The number of personal computers in use worldwide will reach 1 billion by 2008 and 2 billion by 2015, with most new users coming from China, Russia, Brazil, and India, according to a new study of computer-adoption trends.
"Worldwide PC Adoption Forecast, 2007 to 2015," a report by Cambridge, Mass.-based Forrester Research, studied the 67 largest emerging and mature markets for PCs based on population. Although it took 27 years from the introduction of IBM's first PC to reach 1 billion users, researchers predict it will take less than seven years to reach the 2 billion mark -- growth that is likely to bring new opportunities and new markets for entrepreneurs in a range of industries.

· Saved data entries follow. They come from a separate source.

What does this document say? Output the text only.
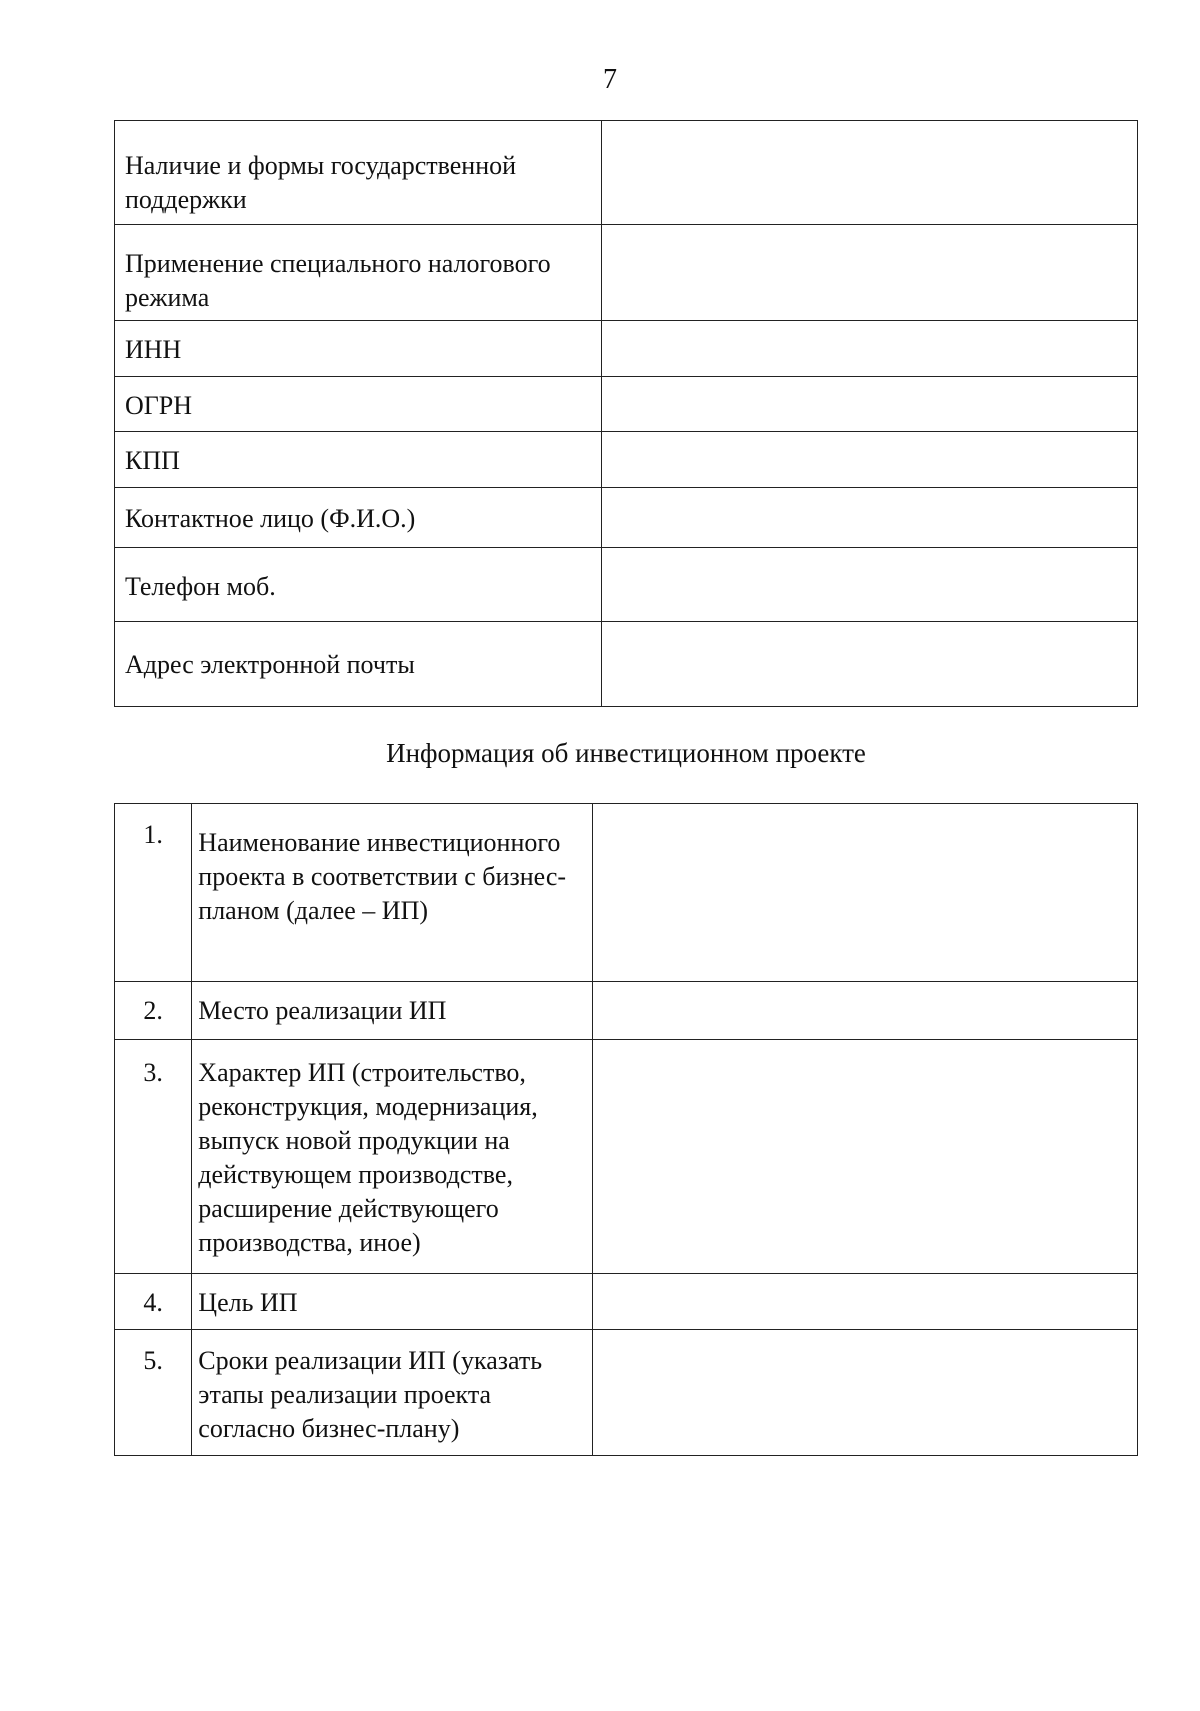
7
Наличие и формы государственной поддержки	

Применение специального налогового режима	

ИНН	

ОГРН	

КПП	

Контактное лицо (Ф.И.О.)	

Телефон моб.	

Адрес электронной почты	

Информация об инвестиционном проекте
1.	Наименование инвестиционного проекта в соответствии с бизнес-планом (далее – ИП)	

2.	Место реализации ИП	

3.	Характер ИП (строительство, реконструкция, модернизация, выпуск новой продукции на действующем производстве, расширение действующего производства, иное)	

4.	Цель ИП	

5.	Сроки реализации ИП (указать этапы реализации проекта согласно бизнес-плану)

The largest market for PCs will be China, with close to 500 million new users expected by 2015. Rising personal income levels and significant investments in infrastructure are the basis for this prediction, although the report stressed the need to invest in education in order to sustain the technological gains China has experienced in recent years.
India, Russia and Brazil, the next largest markets, are expected to bring in a combined total of 300 million PC users.
"There is nothing more important to the long-term health of the technology industry -- and personal technology in particular -- than the ability to deliver relevant, accessible, and affordable technology to the billions of people worldwide who have not been exposed to it," Simon Yates, Forrester's vice president and research director, said in a statement.
Some of the factors that will enable such a rapid proliferation of computers include a significant reduction in the price of hardware and software due to new technology, as well as the introduction of wireless Internet access to remote areas that previously had no such connection.
However, researchers warned that selling PCs to emerging markets must follow a much different model from current sales methods. Manufacturers will be forced to sell large volumes of PCs at once, rather than gradually introducing products to the marketplace. In addition, while PC users in more developed countries tend to replace their computers every four or five years, consumers in developing nations are likely to keep their PCs for longer periods. Moreover, many of the large computer manufacturers have not focused a large amount of resources on selling to these emerging markets.
"The industry can probably survive selling incrementally better hardware and software to the people who already have technology in their lives," said Yates, "but the vast majority of growth in the PC and related industries will come from emerging markets."